Campbell's Health Conversation Launched

"The health budget represents 42 percent of the Province's annual budget. If the health budget continues to grow as it has in the past, it could consume over 70 percent of the total provincial budget by 2017. This could squeeze out necessary funding for other critical government services such as education, highways and social services."
Campbell government news release announcing the "Conversation on Health", Sept 28, 2006

"If pigs had wings they'd fly, unless of course they were like penguins."

The Conversation is not off to a good start on its new website. On a page titled "Health Care by the Numbers" we are told that "$12.83 billion is the amount expected to be spent on health care services across government in 2006/07", but Table A.10 in the First Quarterly Report 2006/07, released a few days earlier by the Minister of Finance, reports that $12.933 billion is what is estimated to be spent on heath across government. The Conversation's numbers page goes on to say that 43% is the percentage of total government spending that goes to health care this year, and that 70% is the potential percentage of total government spending that health care could consume by 2017. According to Table A.10 in the First Quarterly Report 2006/07, total government spending is estimated to be $34.636 billion in 2006/07, since 12.933 divided by 34.636 is 37.34% there appears to be a problem with the government's numbers. As for the 70%, it is kind of like the pig with wings. In reality, growth in government revenue has exceeded growth in health spending.

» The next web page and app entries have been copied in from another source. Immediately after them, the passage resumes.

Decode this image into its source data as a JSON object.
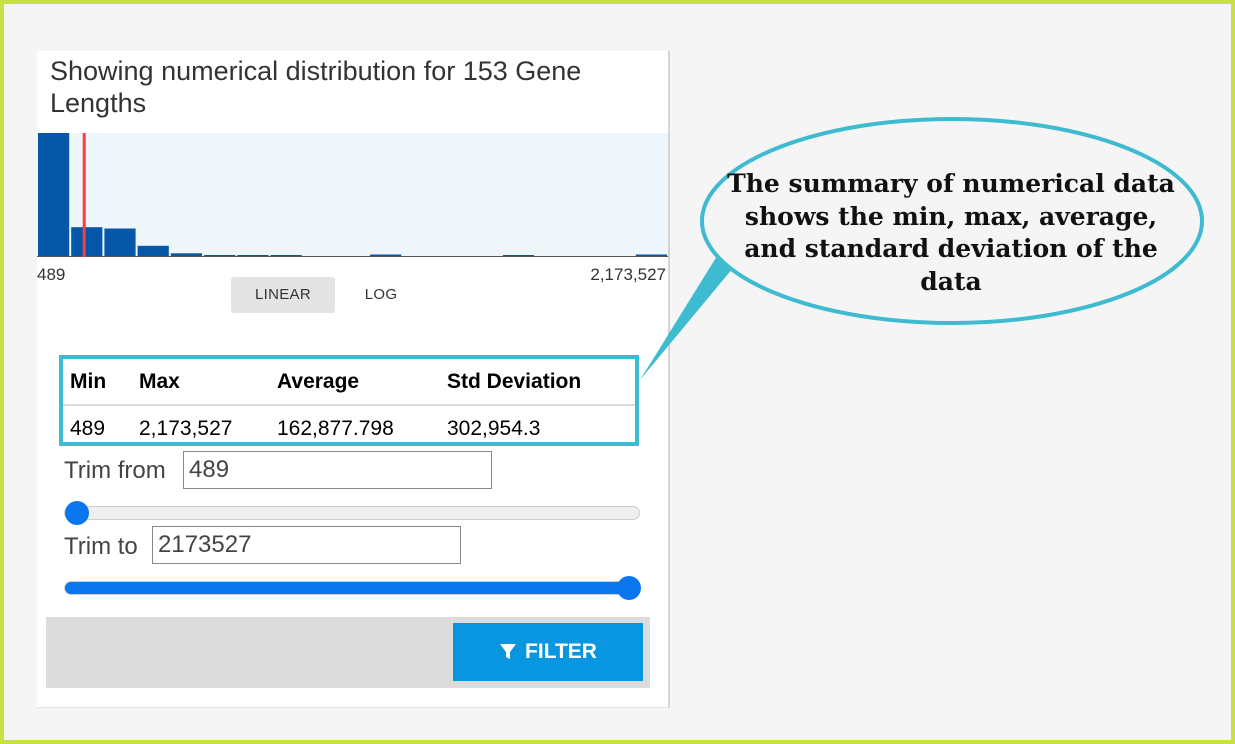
{
  "panel": {
    "title": "Showing numerical distribution for 153 Gene Lengths",
    "histogram": {
      "axis_min_label": "489",
      "axis_max_label": "2,173,527",
      "bar_color": "#0757a8",
      "marker_color": "#ff3b3b",
      "background_color": "#eef5fb"
    },
    "scale_buttons": [
      {
        "label": "LINEAR",
        "active": true
      },
      {
        "label": "LOG",
        "active": false
      }
    ],
    "stats": {
      "headers": [
        "Min",
        "Max",
        "Average",
        "Std Deviation"
      ],
      "values": [
        "489",
        "2,173,527",
        "162,877.798",
        "302,954.3"
      ]
    },
    "trim_from": {
      "label": "Trim from",
      "value": "489",
      "slider_fraction": 0.0
    },
    "trim_to": {
      "label": "Trim to",
      "value": "2173527",
      "slider_fraction": 1.0
    },
    "filter_button": {
      "label": "FILTER",
      "icon": "funnel-icon",
      "color": "#0996e0"
    }
  },
  "callout": {
    "text": "The summary of numerical data shows the min, max, average, and standard deviation of the data",
    "border_color": "#3ebbd1"
  },
  "chart_data": {
    "type": "bar",
    "title": "",
    "xlabel": "",
    "ylabel": "",
    "xlim": [
      489,
      2173527
    ],
    "bin_count": 19,
    "values": [
      100,
      24,
      23,
      9,
      3,
      1,
      1,
      1,
      0,
      0,
      2,
      0,
      0,
      0,
      1,
      0,
      0,
      0,
      2
    ],
    "marker_value": 162877.798,
    "marker_label": "Average"
  }
}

The "by the Numbers" webpage cites statistics on the number of various procedures that were performed, and a backgrounder to the news release refers to the increase in knee replacements, angioplasties, hip replacements and cataract surgeries. It is impossible to verify the figures from anything on the government's website. The Ministry does not publish data on the number of procedures performed each year on any basis that allows comparison to the government's public relations backgrounder. It could at least provide links to the Canadian Institute for Health Information, the Centre for Disease Control, PubMed or any of numerous sites on the economics of health care.

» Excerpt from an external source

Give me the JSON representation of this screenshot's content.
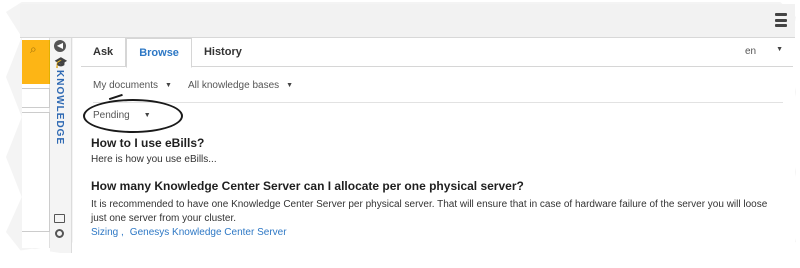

The government needs to remember that a conversation involves at least a two way flow of information. It is not adequate for the government to listen and then legislate with no feedback on its interpretation of what it heard. A real conversation requires that government put its cards on the table. It says it will legislate definitions of the five principles in the Canada Health Act and introduce a sixth principle of sustainability. The Campbell government must have some idea how it would define those terms today. It should share its current views with the public and then feedback throughout the conversation whether its definitions have changed as a result of what it has heard. Most importantly, the government should say clearly how its definitions will change public policy. Exactly how will people waiting for care be affected by one definition or another? Answering those questions would provide the basis for a real conversation on health care.